Berlin, Germany – The controversial Baltic Sea gas pipeline is to be less damaging to the vulnerable sea following out-of-court negotiations between proponents Nord Stream and WWF-Germany and BUND (the German chapter of Friends of the Earth).
Under the agreement, Nordstream will modify construction procedures to better protect the environment, greatly increase funding for nature conservation activities, provide more in compensation and provisions for nature conservation measures.
BUND and WWF will discontinue their legal action against the zoning approval and hence waive the option tohave construction work stopped.
“The agreement is a trailblazing success for the protection of the Baltic Sea”, notes Jochen Lamp, head of the Baltic Sea office of WWF Germany.
The operators are guaranteeing that they will implement additional measures to protect nature during the construction of the pipeline, going so far as to implement a modified concept of digging.
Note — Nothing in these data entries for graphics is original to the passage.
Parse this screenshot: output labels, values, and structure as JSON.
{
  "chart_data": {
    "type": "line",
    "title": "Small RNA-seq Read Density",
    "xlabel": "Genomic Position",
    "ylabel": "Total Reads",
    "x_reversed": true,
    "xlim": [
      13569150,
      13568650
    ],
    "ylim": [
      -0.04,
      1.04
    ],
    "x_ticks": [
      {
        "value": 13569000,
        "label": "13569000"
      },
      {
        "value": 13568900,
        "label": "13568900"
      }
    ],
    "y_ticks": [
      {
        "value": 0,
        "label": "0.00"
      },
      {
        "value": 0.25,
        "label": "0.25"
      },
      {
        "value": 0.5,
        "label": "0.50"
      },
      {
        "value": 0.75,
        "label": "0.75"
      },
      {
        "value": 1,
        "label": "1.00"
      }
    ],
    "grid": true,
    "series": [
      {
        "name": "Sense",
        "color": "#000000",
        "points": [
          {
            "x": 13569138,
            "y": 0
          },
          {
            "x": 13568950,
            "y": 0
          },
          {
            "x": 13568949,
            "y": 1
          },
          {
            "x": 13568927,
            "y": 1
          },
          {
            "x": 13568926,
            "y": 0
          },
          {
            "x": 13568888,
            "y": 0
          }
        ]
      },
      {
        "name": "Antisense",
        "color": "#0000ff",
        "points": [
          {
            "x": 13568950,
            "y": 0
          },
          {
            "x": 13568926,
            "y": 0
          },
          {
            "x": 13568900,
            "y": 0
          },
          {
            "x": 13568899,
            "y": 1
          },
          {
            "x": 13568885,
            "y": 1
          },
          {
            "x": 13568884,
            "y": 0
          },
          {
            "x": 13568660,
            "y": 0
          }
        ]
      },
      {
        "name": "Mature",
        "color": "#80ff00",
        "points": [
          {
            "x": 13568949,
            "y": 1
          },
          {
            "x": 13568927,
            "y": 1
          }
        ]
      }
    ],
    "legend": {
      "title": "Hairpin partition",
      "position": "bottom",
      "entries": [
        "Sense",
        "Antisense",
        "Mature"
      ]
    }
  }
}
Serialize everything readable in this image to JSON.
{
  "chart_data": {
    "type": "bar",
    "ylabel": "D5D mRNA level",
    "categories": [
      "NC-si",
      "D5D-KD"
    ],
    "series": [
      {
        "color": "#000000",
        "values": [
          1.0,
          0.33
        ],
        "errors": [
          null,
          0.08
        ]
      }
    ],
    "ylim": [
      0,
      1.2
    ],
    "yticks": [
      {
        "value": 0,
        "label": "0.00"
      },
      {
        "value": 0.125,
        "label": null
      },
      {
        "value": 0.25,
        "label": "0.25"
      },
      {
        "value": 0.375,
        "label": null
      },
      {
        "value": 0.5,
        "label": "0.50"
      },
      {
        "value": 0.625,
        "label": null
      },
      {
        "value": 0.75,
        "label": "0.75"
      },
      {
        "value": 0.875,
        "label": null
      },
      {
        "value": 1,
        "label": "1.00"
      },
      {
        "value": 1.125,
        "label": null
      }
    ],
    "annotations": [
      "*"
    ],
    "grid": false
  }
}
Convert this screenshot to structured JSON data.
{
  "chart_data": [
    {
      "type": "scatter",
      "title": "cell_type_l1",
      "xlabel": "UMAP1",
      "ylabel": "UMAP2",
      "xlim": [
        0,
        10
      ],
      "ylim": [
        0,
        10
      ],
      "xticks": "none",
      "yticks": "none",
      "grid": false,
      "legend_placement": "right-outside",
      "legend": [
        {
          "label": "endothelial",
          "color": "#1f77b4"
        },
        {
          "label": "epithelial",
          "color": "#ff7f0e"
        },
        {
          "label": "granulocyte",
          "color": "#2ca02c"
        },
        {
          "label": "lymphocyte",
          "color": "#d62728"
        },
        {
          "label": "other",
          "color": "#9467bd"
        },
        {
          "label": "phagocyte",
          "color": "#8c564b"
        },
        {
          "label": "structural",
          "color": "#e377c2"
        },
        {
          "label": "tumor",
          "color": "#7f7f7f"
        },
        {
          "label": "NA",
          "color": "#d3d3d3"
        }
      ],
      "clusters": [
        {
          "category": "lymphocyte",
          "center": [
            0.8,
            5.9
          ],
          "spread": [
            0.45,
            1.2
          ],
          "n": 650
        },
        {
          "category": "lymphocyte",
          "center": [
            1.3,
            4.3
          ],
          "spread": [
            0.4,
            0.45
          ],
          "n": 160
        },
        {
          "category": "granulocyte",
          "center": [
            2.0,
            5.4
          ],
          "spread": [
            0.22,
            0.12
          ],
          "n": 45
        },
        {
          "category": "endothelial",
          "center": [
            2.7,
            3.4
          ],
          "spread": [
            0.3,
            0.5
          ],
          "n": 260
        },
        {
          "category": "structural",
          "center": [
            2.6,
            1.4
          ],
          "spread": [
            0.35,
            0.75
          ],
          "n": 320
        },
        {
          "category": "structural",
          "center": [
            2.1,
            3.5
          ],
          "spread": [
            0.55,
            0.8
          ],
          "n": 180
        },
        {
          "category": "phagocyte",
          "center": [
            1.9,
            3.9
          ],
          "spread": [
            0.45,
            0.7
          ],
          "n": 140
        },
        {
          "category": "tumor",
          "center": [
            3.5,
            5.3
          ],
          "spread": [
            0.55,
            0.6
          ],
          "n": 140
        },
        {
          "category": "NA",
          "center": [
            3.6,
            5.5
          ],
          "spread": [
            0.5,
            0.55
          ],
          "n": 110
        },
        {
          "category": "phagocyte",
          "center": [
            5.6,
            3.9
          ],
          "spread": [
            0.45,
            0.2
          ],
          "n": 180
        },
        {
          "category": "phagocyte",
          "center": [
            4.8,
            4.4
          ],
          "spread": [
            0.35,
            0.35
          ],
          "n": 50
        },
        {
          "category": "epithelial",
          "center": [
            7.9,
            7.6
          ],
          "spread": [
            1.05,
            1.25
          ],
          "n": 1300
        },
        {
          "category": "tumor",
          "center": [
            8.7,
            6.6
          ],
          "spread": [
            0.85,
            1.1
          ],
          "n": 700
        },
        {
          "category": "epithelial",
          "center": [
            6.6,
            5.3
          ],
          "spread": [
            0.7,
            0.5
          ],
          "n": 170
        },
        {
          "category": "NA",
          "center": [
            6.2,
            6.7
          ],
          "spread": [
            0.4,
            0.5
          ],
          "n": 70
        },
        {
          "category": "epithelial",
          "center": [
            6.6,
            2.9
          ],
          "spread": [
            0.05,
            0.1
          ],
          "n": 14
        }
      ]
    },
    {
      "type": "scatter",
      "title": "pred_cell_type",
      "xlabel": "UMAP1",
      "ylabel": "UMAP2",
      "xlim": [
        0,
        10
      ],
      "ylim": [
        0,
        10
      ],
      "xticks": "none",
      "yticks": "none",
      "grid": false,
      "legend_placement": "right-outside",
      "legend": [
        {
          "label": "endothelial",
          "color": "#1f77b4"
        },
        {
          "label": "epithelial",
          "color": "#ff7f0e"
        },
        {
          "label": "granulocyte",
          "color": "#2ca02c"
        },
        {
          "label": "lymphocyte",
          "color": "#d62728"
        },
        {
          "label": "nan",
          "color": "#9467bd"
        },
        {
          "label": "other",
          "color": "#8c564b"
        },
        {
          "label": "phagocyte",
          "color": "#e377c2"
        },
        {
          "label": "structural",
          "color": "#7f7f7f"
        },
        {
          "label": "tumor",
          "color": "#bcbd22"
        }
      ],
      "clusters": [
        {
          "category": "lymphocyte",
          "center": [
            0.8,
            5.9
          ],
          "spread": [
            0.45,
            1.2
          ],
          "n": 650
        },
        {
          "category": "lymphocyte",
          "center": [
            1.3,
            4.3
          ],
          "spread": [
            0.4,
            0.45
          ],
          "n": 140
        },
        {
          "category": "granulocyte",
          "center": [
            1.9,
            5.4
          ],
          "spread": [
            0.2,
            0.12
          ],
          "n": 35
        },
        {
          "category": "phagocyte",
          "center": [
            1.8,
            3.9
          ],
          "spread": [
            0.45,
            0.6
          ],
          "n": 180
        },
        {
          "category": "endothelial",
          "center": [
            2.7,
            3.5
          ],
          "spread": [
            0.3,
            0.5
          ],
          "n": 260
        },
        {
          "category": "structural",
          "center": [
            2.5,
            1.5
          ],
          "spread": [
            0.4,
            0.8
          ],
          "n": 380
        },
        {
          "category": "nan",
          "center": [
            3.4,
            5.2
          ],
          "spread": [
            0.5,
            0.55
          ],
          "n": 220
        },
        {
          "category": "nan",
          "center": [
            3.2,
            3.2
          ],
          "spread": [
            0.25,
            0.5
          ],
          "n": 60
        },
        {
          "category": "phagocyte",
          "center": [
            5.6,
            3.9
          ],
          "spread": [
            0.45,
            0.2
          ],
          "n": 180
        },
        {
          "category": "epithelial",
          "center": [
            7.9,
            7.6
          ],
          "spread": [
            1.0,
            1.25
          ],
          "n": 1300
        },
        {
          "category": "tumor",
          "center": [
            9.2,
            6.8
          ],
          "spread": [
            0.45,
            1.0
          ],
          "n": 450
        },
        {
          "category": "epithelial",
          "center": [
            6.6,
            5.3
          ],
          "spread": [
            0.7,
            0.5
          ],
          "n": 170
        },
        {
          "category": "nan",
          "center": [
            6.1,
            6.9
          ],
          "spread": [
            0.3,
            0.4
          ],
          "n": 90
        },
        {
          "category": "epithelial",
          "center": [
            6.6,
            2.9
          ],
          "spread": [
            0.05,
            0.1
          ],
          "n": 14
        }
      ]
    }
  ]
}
Funds for compensation measures and nature conservation tasks and maintenance will be increased by more than €10m.
On the crucial Greifswald bodden Nord Stream has agreed to considerably reduce disruptions from construction activity, with marsh soil rich in slush now to be transported to onshore dumps or used as construction material. This will eliminate unnecessary water turbidity which would have killed soil organisms and benefit herring spawn.
The company also entered into an agreement with fishers, which will see the the fishing season for herring in the Greifswald bodden reduced by ten days during next year’s spawning season.
In addition to the requirements imposed by the public authorities, Nord Stream will contribute €10 million for the implementation of nature conservation measures in the Baltic Sea.
Nature reserves as large as up to 1,000 hectares are to be created in order to compensate for damage caused during construction, with Nord Stream paying for maintenance of these areas for a term of 35 years.
Furthermore, the company will provide a guarantee for remedial action concerning unforeseeable environmental impacts of the pipeline.
The additional funds can now be used to develop and implement nature protection projects in the Baltic Sea habitats in due time. These projects include, for instance, steps to remedy the low oxygen content in the sea which is burdened anyway.
Other options include the creation of large wetlands near the coast and the relocation of dams in order to create space for flooded salt marshes.
Notes Corinna Cwielag, managing director of BUND Mecklenburg-Vorpommern: “We have achieved far more for Baltic Sea protection than public authorities were able or willing to do.
“We have achieved a revision of the approval by the mining authorities which foresaw compensation of just 40 percent – and hence also achieved the main goal of our action.”
Eberhard Brandes, head of WWF Germany, called it a “historical achievement” as the first time that a material value visible for investors had been defined for nature on the seafloor and costs had been identified for intervention in marine nature.
This would set standards for the future, he said.